Sivil itaatsizlik anlayışının öncülerinden, Amerikalı yazar, filozof ve şair Henry David Thoreau Walden Gölü kıyısında, şehirden ve modern hayattan kopuk şekilde geçirdiği yıllara ait deneyimlerini paylaşır. ‘’Öyle anlar vardır ki, biriken tüm endişeler ve yorgunluklar doğadaki sonsuz bir miskinlik ve istirahatte son bulur.’’
1940 yılında Morita Terapisi’ni geliştiren Doktor Shoma Morita tedavilerinde hastalarını ormana gönderiyor, onlara yürüyüş, odun kesme ve ağaçlar arasında dinlenme gibi aktiviteler yaptırıyordu. Kullandığı yöntemlerin ilaçlı tedavinin katbekat üstünde sonuçlar verdiği gözlemlendi.
Japonlar 1980’den itibaren doğayı bir terapi aracı olarak kullanmak amacıyla araştırmalar yapmaya başladılar. 1982 yılında, Japonya Orman Bakanlığı, sağlıklı bir yaşam için doğada düzenli olarak ‘’banyo yapmak’’ eylemini gerçekleştirmelerini önermesiyle birlikte ‘’Shinrin-yoku’’kavramı kullanılmaya başlandı. Sağlık enstitülerinin artan ilgisi üzerine Japonya Orman Bakanlığı’nın ‘’Shinrin-yoku zihni rahatlatan ve stresi azaltan güçlü bir terapidir.’’ iddiası bilimsel çalışmalarla desteklendi.
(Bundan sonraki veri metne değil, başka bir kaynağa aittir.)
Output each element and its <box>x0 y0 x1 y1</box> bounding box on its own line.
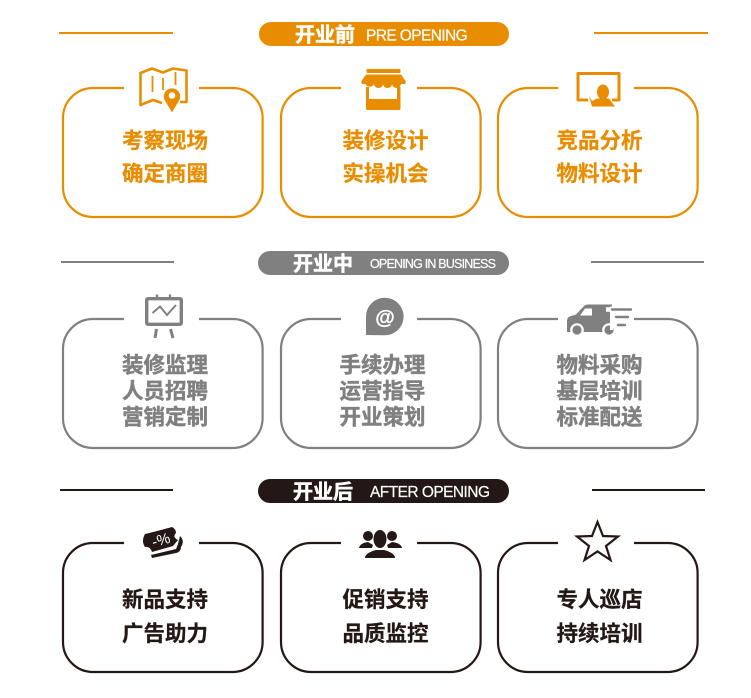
panel: decoration design: 实操机会 <box>342 161 429 186</box>
text: paperwork lines: 手续办理 <box>339 354 426 378</box>
panel: promotion <box>281 530 481 672</box>
panel: procurement <box>498 304 698 448</box>
header pill: after opening: AFTER OPENING <box>370 484 489 501</box>
panel: site survey <box>63 68 263 217</box>
panel: store visits: 持续培训 <box>556 622 643 646</box>
icon: group of people <box>359 530 402 558</box>
panel: paperwork: 开业策划 <box>339 406 426 430</box>
panel: new products <box>63 527 263 672</box>
header pill: in business <box>258 251 509 276</box>
icon: at-sign bubble: @ <box>375 307 395 329</box>
header pill: in business: OPENING IN BUSINESS <box>370 257 496 271</box>
header pill: in business: 开业中 <box>293 252 353 276</box>
panel: decoration design <box>281 69 481 217</box>
panel: promotion: 品质监控 <box>342 622 429 646</box>
panel: competitor analysis <box>498 74 698 217</box>
icon: discount coupons <box>143 527 183 558</box>
section: in business <box>61 251 704 448</box>
icon: storefront <box>361 69 406 110</box>
icon: delivery van <box>567 304 631 337</box>
panel: competitor analysis: 物料设计 <box>556 162 643 186</box>
icon: map with pin <box>140 68 186 113</box>
header pill: after opening <box>258 479 509 504</box>
icon: star outline <box>577 522 618 560</box>
panel: paperwork: 运营指导 <box>339 380 426 404</box>
icon: at-sign bubble <box>366 298 404 335</box>
header pill: pre opening <box>259 22 509 46</box>
icon: chart board <box>147 294 181 338</box>
panel: supervision <box>63 294 263 448</box>
header pill: pre opening: PRE OPENING <box>366 28 467 44</box>
header pill: pre opening: 开业前 <box>295 24 355 46</box>
panel: procurement: 标准配送 <box>556 406 643 430</box>
text: survey lines: 考察现场 <box>122 129 208 153</box>
text: promotion lines: 促销支持 <box>342 588 429 612</box>
text: new product lines: 新品支持 <box>122 588 208 612</box>
panel: new products: 广告助力 <box>122 622 208 646</box>
icon: presenter screen <box>578 74 619 106</box>
header pill: after opening: 开业后 <box>293 480 353 504</box>
text: analysis lines: 竞品分析 <box>556 129 643 153</box>
panel: store visits <box>498 522 698 672</box>
panel: procurement: 基层培训 <box>556 380 643 404</box>
icon: discount coupons: -% <box>150 530 172 551</box>
text: supervision lines: 装修监理 <box>122 354 208 378</box>
text: procurement lines: 物料采购 <box>556 354 643 378</box>
section: after opening <box>60 479 705 672</box>
section: pre opening <box>59 22 708 217</box>
panel: paperwork <box>281 298 481 448</box>
text: visit lines: 专人巡店 <box>556 588 643 612</box>
panel: supervision: 人员招聘 <box>122 380 208 404</box>
panel: supervision: 营销定制 <box>122 404 208 430</box>
panel: site survey: 确定商圈 <box>122 161 208 186</box>
text: decoration lines: 装修设计 <box>342 129 429 153</box>
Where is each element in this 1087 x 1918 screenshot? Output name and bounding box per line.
Bu ilke, çalışmaların üzerinden otuz yıldan fazla bir zaman geçti ve bugün Japon Terapi Ormanları Birliği on milyondan fazla insanın sık sık doğayla en yoğun şekilde temas kurmasını sağlıyor.
İnsanlık geçmişten bugüne, yiyecek, barınak, güvenli alan, manevi huzur sağlayan ormanlarla bağlantılı yaşadı. Köklerinden kopup hızlı şehirleşmeye uyum sağlaması ile birlikte doğayla bağı zayıfladığı gibi, doğaya olan duyarlılık ve saygısını da yitirdi. Çok sayıda problem ile yüz yüze geldi. Çözüm doğayla bağımızı tekrar kurmakta saklı. Doğada her şey dönüşür. Ektiklerimiz ile doğa bizi ya ödüllendirir, ya da cezalandırır. Verdiğimiz, zaman, enerji, özveri, özen, bize sağlık, dinginlik, ilham, bereket, yaşanabilir bir dünya ödülü ile döner. Özellikle de sıcakların zirve yaptığı şu günlerde ne olur ormanlarımızı koruyalım. Yetmedi mi katığımız olan acılar, yürek yangınımız?